Аналогичная ситуация наблюдалась в России после Февральской революции. Руководители Временного правительства «...тоже при­крывают реакционно-бюрократически «неприкосновенность» банков, их священные права на бешеные прибыли. Давайте же лучше гово­рить правду: в республиканской России хотят реакционно-бюрократи­чески регулировать экономическую жизнь... Вот это будет правда. И эта простая, хотя и горькая правда полезнее для просвещения народа, чем сладенькая ложь о «нашей», «великой», «революцион­ной» демократии...» [2, 34, 167].

Итак, реакционно-бюрократический контроль и реакционно-бюро­кратическое регулирование общественной жизни относится ко всем сферам экономических отношений на этапе государственно-монопо­листического капитализма, соответствует структуре буржуазных от­ношений и бюрократическому способу управления и характерно как для мирного состояния общества, так и для периодов буржуазно-демократических преобразований, если старые чиновники остаются на старых местах в старом, неприкосновенном государственном аппарате [2, 34, 168]. Корысть, косность, рутина, реакционность и консерватизм бюрократии препятствуют развертыванию революцион­ной инициативы масс и направляют ее по реакционно-бюрократи­ческому пути.

Существуют следующие способы реакционно-бюрократического регулирования общественной жизни (как в мирные, так и в револю­ционные периоды): решение социальных проблем посредством созда­ния новых учреждений; определение сроков пребывания на выборных должностях; регулирование потребления.

142


В работе «Идут наперерез» Ленин анализирует инициативу Временного правительства создать Центральный комитет по восстановлению и поддержанию нормального хода работы в промышленных предприятиях с целью обеспечить общественный контроль над производством. Эта инициатива целиком соответствовала общим характеристикам бюрократического управления, при котором зло­употребления чиновников, ставшие известными общественному мне­нию, вызывали назначение особых комиссий для расследования [2, 32, 37 — 38). Если такие комиссии создаются из лиц, занимающих высшие посты в социальной и политической иерархии, а функция комиссий состоит в создании видимости реакции бюрократии на злоупотребления в собственной среде и на общественное мнение, то социально-политическая сущность этих действий типично бюро­кратическая.
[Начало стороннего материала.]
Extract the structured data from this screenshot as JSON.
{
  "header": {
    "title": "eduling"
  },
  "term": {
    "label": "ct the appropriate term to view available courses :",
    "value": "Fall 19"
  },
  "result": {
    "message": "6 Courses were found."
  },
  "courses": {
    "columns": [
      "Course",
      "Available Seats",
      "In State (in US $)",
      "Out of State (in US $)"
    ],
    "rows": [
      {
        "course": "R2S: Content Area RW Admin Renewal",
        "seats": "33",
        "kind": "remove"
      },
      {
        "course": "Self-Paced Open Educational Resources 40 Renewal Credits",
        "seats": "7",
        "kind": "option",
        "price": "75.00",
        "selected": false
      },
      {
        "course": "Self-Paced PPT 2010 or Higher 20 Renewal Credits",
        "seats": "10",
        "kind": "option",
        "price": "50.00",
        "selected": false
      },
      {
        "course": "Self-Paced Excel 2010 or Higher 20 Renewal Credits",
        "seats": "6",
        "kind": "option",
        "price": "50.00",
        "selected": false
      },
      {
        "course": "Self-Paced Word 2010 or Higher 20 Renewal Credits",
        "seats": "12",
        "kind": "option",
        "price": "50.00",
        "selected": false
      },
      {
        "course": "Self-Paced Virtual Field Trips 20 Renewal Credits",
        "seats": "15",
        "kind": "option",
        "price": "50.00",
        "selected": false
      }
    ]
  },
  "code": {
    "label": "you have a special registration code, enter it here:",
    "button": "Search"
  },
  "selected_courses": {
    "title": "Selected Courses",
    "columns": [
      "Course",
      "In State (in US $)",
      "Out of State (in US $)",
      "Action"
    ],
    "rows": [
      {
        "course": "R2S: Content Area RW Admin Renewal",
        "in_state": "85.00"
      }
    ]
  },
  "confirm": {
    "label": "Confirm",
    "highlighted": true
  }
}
Предполагается, что наиболее компетентное и верное суждение о сути социальных проблем и событий в состоянии высказать только лица или органы, находящиеся на вершине власти. Тем самым в процедуре контроля сохраняется бюрократическое отношение. Вер­шина иерархии квалифицируется как средоточие знаний о социаль­ной действительности. Контролирующая процедура базируется на отождествлении общества и государства. Высшие чиновники рассматриваются как полномочные представители общества. Вслед­ствие этого общественный контроль становится разновидностью бюро­кратического контроля сверху. Осуществляется институционализация контроля, а именно создание особых организационных структур, на которые возлагаются функции общественного контроля. В резуль­тате контроль направлен не столько на то, чтобы разобраться в сути социальных проблем и событий, в том числе бюрократического конт­роля, сколько на то, чтобы успокоить общественную совесть и оста­вить без изменений деятельность бюрократии.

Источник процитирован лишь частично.